Fotoğraf: Kazım Kızıl
Röportaj: Eylem Esen Arabacı
İzmir Alsancak’ta trans kadınların yoğun olarak yaşadığı Bornova Sokak, bir kez daha baskı ve müdahalelerle gündemde. Konak Kaymakamlığı tarafından alınan karar doğrultusunda sokakta yer alan 14 daire hakkında “fuhuşla mücadele” gerekçesiyle kapatma kararı verildi. Karar, hafta başında evlerde yaşayan trans kadınlara tebliğ edildi. Evlerin boşaltılması için Cuma gününe kadar süre tanındı.
Kararın öncesinde ise polisin mahalledeki emlakçıları arayarak evlerde kalan kişilerin kimlik bilgilerini ve kira kontratlarını talep ettiği öğrenildi. Sokak sakinlerinden B.T., yaşadıkları süreci Pembe Hayat’a anlattı.
B.T., yaşadıklarını şöyle aktardı:
“11 Temmuz sabahı emlakçıdan gelen telefonla uyandık. Sesi oldukça tedirgindi. Kendisinin ve ev sahibimizin ahlak büro tarafından arandığını, evde yaşayanların kimlik bilgilerinin ve yasal kontratlarının istendiğini söyledi. Bunun üzerine avukatımızla birlikte ahlak büroya gittik ve tebligatları oradan aldık.”
Daha önce de evlerinin 3’er aylık sürelerle kapatıldığını belirten B.T., bu kez emniyetle kurulan iletişimin önceki müdahalelere kıyasla farklı olduğunu söyledi:
“Emniyetteki memurlar bize karşı oldukça içtendi. Hatta yaşadıklarımıza üzüldüklerini söylediler. İtiraz hakkımız olduğunu ve bunu mutlaka kullanmamız gerektiğini belirttiler.”

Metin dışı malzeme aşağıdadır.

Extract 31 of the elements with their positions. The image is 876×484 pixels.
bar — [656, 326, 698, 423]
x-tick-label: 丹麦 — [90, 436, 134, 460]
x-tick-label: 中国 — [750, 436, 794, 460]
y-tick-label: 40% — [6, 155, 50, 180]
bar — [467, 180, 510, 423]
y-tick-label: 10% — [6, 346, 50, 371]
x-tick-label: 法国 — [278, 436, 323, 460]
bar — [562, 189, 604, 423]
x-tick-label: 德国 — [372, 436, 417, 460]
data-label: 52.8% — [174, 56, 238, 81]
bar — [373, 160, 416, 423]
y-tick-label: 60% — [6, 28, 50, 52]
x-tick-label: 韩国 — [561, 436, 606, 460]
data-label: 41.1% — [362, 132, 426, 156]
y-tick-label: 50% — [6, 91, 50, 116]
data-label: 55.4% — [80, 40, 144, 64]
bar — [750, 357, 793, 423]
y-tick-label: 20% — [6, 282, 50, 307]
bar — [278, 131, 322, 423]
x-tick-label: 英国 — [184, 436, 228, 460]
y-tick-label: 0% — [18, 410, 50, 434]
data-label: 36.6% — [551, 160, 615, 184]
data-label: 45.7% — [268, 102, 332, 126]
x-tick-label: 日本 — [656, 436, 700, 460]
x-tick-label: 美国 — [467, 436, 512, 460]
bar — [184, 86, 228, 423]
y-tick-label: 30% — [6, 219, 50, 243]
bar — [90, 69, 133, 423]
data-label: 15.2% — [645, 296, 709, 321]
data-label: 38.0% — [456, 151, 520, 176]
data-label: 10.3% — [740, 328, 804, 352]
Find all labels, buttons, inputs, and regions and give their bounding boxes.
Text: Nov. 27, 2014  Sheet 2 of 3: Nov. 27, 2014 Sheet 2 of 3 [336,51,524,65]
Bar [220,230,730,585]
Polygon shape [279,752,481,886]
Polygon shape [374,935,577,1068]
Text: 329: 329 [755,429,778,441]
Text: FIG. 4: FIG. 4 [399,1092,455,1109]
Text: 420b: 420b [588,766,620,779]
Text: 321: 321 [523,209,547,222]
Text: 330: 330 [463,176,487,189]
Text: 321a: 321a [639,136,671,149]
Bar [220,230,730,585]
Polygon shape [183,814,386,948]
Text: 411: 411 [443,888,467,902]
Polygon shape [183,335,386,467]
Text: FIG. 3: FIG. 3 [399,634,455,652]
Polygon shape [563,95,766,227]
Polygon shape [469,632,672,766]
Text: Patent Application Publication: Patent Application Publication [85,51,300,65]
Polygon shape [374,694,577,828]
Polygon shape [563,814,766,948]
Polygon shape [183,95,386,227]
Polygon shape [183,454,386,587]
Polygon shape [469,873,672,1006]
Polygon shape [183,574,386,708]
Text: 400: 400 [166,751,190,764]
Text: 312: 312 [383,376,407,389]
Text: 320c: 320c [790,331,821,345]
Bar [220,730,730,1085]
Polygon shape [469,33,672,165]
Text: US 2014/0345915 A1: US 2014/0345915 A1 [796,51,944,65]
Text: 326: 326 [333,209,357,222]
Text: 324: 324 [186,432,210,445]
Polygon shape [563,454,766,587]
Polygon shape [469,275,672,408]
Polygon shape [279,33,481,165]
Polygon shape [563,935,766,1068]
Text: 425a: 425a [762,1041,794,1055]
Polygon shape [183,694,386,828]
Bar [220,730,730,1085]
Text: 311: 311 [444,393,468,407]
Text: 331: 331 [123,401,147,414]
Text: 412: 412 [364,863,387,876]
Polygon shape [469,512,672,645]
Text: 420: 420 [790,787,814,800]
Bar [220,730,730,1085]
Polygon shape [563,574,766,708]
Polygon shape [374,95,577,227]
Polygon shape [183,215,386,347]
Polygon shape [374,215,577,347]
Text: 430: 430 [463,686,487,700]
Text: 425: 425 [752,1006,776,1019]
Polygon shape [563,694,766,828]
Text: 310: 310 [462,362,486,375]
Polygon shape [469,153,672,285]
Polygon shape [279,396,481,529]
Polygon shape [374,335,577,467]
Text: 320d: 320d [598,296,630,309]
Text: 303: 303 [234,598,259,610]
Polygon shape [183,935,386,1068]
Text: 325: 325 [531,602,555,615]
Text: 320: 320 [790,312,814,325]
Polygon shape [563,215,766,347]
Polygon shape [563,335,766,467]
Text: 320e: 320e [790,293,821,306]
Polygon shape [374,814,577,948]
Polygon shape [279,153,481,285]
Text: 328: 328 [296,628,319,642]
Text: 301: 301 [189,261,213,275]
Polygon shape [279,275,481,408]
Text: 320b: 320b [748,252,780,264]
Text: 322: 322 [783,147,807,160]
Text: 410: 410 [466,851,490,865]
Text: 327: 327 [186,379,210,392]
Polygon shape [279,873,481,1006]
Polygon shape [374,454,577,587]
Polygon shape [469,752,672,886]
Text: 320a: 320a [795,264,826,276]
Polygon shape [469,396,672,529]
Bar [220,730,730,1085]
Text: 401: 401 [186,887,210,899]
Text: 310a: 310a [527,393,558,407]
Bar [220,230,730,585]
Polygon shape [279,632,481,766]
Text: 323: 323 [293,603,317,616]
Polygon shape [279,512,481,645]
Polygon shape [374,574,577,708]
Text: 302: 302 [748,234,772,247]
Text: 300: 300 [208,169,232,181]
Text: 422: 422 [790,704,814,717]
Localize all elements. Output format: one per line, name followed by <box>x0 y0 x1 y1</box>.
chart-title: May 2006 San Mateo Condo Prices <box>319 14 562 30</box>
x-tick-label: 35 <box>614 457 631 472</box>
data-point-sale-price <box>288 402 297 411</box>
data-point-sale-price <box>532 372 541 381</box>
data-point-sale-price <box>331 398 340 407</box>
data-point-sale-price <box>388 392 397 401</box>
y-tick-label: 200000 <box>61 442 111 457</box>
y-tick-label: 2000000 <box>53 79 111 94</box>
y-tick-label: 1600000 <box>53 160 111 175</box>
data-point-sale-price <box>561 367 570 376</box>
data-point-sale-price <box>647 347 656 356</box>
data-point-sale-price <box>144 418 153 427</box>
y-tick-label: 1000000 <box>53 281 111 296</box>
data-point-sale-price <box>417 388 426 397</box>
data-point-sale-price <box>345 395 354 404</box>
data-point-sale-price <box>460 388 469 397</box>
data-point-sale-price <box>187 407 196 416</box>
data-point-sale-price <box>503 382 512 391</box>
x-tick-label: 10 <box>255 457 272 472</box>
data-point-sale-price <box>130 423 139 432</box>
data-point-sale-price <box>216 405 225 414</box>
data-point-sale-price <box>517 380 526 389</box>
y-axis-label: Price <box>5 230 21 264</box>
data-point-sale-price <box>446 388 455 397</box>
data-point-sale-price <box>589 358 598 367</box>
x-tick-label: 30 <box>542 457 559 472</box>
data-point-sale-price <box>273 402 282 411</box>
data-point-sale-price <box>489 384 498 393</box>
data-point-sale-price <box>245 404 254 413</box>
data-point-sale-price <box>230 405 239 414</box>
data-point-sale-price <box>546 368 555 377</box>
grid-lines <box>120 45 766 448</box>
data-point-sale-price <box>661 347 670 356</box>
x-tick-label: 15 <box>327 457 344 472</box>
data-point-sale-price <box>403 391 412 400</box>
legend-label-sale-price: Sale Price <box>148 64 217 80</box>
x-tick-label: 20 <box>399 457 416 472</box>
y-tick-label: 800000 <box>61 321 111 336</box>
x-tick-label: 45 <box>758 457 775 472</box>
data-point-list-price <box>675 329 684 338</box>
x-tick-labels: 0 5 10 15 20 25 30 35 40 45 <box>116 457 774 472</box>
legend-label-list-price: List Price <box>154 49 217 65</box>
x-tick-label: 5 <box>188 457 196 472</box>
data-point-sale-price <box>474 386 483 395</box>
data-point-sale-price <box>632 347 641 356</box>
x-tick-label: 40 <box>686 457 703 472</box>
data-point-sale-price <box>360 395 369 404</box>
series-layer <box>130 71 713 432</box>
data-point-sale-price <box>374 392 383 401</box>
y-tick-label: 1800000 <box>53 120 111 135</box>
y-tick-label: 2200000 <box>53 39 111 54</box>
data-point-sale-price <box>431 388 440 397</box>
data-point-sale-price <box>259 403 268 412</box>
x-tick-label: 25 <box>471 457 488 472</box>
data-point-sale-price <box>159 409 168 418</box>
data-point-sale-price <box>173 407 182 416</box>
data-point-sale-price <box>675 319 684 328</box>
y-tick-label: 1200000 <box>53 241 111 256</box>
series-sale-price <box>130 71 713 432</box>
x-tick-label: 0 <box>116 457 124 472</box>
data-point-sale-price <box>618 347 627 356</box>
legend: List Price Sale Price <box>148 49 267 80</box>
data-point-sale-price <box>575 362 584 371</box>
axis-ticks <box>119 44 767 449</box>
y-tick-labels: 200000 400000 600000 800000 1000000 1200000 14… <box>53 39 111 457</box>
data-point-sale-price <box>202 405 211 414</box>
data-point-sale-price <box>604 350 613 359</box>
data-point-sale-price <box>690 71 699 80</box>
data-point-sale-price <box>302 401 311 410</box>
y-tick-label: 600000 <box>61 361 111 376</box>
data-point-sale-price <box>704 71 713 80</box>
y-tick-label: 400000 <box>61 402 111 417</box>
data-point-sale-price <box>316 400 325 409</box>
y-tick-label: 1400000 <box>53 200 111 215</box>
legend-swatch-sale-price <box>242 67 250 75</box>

Ancak bu müdahalenin barınma hakkına ciddi bir darbe olduğunu vurgulayan B.T., yaşadıkları belirsizliğin günlük yaşamlarını altüst ettiğini ifade etti:
“Zaten trans kimliğimizden dolayı birçok ev sahibi bize ev vermek istemiyor. Paramızla dahi ev bulamıyoruz. Sokaklarda baktığımız çok sayıda evcil hayvanımız var, kapılarımızın önünde yaşıyorlar. En çok da onlar için üzülüyoruz. Kendimizi unuttuk neredeyse. Şu an ne yapacağımızı bilmiyoruz, sokakta kalabiliriz.”
B.T., kararın ardında devletin sistematik baskı politikalarının olduğunu düşünüyor:
“LGBTİ+’ları hedef gösteren haberlerle toplumun zihni zehirlendiğini düşünüyoruz. ‘Aile yılı’ ilanı ve LGBTİ+ karşıtı kampanyaların ardından bu kapatma kararlarının gelmesi tesadüf değil. Farklı şehirlerde de benzer müdahalelerin yaşandığını duyduk. Her şeyin bir düğmeye basılmış gibi aynı anda olması bunun bir planlama olduğunu gösteriyor.”
“En temel hakkımız yaşamak; bu suç olmamalı”
Yetkililere, kamuoyuna ve insan hakları savunucularına çağrıda bulunan B.T., transların maruz bırakıldığı ayrımcılığın son bulmasını istiyor:
“Zaten zor olan yaşam koşullarımızı daha da zorlaştırmasınlar. Kimsenin ahlakını bozmuyoruz, sadece yaşama tutunmaya çalışıyoruz. Her gün televizyonlarda ahlaksızlık örnekleri izliyoruz; aile içi şiddet, çocuk istismarı, hayvana şiddet, yolsuzluk... Bu çürümüşlükle mücadele etsinler, bizimle değil. Biz sadece yaşamak istiyoruz.”